Query Processing Flashcards
Codd defintions of relational algebra: What is a product?
create longer relations by combining others
Codd defintions of relational algebra: What is a select?
filter tuples of a longer relation, using a predicate
Codd defintions of relational algebra: What is a project?
creater shorter relation, with fewer places
Codd defintions of relational algebra: What is a join?
similar to product, but merging one or more places
What is a Natural Join of 2 tables?
joining two tables on same-named columns, matching attributes, omits rows with no match
What is an Inner Join of 2 tables?
joins tables on two explicitly named columns, not necessarily with same name
What is a Left outer (right outer) Join of 2 tables?
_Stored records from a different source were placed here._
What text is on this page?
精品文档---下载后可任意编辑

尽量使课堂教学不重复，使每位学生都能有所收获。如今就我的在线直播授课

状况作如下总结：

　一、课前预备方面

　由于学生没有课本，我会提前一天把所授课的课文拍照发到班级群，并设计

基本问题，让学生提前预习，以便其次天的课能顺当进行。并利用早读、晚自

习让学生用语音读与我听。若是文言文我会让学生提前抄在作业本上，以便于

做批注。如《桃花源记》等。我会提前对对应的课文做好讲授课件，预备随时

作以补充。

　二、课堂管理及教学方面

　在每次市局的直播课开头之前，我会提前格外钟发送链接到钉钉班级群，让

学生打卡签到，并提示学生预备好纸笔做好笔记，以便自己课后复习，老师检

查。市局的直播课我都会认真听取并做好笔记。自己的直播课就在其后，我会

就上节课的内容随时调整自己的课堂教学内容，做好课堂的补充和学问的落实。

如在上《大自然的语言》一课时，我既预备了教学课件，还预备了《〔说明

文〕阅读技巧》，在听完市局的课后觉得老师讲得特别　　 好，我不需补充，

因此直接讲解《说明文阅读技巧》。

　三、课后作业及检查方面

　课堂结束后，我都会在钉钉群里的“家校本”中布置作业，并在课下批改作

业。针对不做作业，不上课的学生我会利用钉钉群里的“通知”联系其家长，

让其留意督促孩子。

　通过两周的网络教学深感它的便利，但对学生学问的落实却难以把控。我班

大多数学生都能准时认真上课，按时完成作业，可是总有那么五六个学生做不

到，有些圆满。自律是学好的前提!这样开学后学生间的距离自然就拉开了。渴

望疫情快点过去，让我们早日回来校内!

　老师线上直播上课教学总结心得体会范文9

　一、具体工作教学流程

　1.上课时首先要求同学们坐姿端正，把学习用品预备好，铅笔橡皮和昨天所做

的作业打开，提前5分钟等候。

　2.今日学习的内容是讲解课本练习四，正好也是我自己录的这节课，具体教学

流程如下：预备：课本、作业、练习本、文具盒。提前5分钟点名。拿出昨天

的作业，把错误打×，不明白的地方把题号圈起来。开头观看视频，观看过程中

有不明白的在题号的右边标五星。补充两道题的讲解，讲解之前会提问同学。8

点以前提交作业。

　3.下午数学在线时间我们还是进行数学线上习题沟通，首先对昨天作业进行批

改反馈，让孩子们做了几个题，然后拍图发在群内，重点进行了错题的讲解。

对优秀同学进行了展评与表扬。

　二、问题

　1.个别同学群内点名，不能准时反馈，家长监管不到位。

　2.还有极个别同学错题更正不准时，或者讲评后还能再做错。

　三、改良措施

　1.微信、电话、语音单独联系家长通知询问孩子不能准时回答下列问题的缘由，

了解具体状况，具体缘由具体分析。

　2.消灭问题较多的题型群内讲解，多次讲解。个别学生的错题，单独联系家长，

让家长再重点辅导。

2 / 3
includes LH (RH) rows with no matches in the RH (LH) tables
WHat is a full outer join of 2 tables?
Union of left and right outer joins.
What are the main differences between SQl and relational algebra?
SQL returns lists, not sets
SQL has additional syntax for defining, manipulating and querying tables
SQL has poorly chosen operation names ( SQL select does project, SQL where does select)
WHat is an aggregate function?
Non-relational part of sql
summarising sets of data to yield statistics
Why are aggregate functions useful?
Summarising data is what users seem to want
What are somethings that cause issues with query efficiency?
- how many rows need to be found (time)
- how difficult it is to find them (joins)
- where to store intermediate results (space)
What are some possible approaches to improve query optimization?
- structure queries using subqueries
- filter large data sets before joining
- project columns before joining
What are the benefits of indexing in terms of searching data sets?
index refers to row position in a large file can offer faster random access to a row by its index
What method do we use to handle very large data sets?
B-tree; a memory graph that maps primary keys to row indices